The IMF is also worried about rising expenditure, particularly subsidies and commodity expenditures that are eating up public finances.

The financing of a large fiscal deficit was leading the government to rely on local banks and the State Bank a move triggering inflation and squeezing both the public and private sector and raising rate of interest, according to the IMF.

Asked about the prospects of disbursement of IMF loan in the near future, the sources said the key to such discussions was not to have economic and fiscal measures in two months or so but for two years and a half from now, which should provide the basis for sustainable public finance and higher growth rates.
“The disbursements would depend on how quickly these measures come about”. Also, the IMF wants that the authorities to take steps for long-term tax measures like RGST to increase tax base supported by temporary taxes like flood tax and better coverage of income tax.

The Fund believed that Pakistan should take steps to increase economic growth rate and contain rising rate of inflation as the two factors were really hurting the common man.

In its initial round of discussions, the political leadership is reported to have shown their willingness to move ahead with economic reforms but the IMF believed the `recognition (for economic reforms) could not be substitute to real action on ground.

Good intentions alone are not enough to meet requirements of the economy and the Fund would like to see budget framework for the next year which should provide sustainable roadmap to reduce fiscal gap and a set of actions to address structural weaknesses.

The IMF mission is reported to have told the authorities that delaying or reversing a trend to pass on oil and electricity prices to consumers was adding to the size of the fiscal deficit.
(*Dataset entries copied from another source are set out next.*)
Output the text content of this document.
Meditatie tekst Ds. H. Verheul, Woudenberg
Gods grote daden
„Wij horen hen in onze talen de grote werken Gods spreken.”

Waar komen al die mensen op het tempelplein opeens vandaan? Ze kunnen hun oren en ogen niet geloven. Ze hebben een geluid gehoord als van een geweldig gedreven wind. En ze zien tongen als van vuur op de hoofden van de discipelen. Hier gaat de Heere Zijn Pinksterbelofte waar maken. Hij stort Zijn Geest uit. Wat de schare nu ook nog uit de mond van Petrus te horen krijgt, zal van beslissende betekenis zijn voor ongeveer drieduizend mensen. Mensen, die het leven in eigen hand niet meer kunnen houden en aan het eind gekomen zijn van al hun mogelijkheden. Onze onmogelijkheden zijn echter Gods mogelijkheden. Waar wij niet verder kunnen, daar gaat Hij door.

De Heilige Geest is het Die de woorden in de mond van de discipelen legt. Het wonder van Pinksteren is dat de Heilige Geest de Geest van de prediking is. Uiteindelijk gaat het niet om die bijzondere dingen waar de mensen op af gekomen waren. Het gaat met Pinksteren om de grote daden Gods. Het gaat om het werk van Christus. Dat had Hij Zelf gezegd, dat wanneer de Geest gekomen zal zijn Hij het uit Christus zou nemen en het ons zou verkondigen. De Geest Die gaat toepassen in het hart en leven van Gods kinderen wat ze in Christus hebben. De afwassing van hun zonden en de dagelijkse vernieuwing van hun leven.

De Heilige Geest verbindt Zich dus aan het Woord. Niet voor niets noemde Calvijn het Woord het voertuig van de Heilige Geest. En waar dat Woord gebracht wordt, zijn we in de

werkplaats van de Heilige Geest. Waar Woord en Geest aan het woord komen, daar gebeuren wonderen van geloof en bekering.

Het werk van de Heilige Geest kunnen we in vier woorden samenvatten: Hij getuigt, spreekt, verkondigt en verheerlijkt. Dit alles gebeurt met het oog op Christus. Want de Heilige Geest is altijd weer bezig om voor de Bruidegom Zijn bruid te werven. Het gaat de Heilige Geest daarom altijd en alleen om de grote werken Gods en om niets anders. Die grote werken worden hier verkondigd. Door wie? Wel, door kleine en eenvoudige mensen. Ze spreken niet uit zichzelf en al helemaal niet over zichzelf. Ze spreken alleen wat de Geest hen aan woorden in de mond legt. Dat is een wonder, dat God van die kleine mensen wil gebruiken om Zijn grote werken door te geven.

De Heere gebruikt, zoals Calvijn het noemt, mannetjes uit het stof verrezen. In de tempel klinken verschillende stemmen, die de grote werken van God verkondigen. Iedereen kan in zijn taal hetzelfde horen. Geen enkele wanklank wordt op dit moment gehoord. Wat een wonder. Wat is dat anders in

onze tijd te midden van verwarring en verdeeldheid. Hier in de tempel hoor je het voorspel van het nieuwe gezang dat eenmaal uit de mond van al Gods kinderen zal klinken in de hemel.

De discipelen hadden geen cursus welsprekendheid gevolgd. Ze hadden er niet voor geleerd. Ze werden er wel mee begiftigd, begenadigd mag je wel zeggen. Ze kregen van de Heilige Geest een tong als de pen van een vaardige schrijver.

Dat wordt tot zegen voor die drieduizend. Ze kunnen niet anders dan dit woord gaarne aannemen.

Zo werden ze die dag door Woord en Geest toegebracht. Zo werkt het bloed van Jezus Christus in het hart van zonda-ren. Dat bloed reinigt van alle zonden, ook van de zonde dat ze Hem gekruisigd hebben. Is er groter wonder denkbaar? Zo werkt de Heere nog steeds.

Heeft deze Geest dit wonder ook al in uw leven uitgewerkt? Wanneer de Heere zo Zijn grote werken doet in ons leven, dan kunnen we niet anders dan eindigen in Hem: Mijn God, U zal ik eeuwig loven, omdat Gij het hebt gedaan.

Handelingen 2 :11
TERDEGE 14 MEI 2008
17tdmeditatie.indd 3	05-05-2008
In the process, these subsidies were benefiting only the rich, seen by the IMF as a wasteful use of public money.

The IMF, said these sources, was strongly opposed to an upward revision in fiscal deficit target as the original target was enhanced from 4 per cent to 4.7 per cent of GDP because of additional pressure of floods but there has been no such external shock since then.

The IMF mission would stay in Islamabad until Wednesday to get a clear feedback from Pakistan authorities.


Pakistan seeks IMF’s economic support

Islamabad : Pakistani president and prime minister Tuesday urged the International Monitory Fund (IMF) to continue its economic support for the war ravaged and flood stricken economy of Pakistan.
The IMF team is in Pakistan for talks for a fifth review of Pakistan’s economic performance for provision of an instalment of $1.7 billion under the standby arrangement.

President Asif Ali Zardari while talking to Director, Middle East and Central Asia Department IMF, Masood Ahmed, said that due to war against terror and the worst-ever floods in the history, the country’s economy had to suffer major blows and it needed international assistance by way of creating economic opportunities for the people.

The IMF team will also review progress on its conditions which include a monthly increase in electricity tariffs, reduction in government borrowings from the State Bank of Pakistan and implementation of a 10 per cent income tax surcharge and the reformed general sales tax.

The IMF officials will hold formal talks with Finance Minister Dr Abdul Hafeez Shaikh and political leaders to convince them to stop opposition to the proposed Reformed General Sales Tax (RGST).
The visit of the delegation was originally scheduled for January 25 but the government’s inability to comply with IMF’s terms led to a change of plan. The government delayed decision on the RGST after allies and opposition parties strongly opposed it.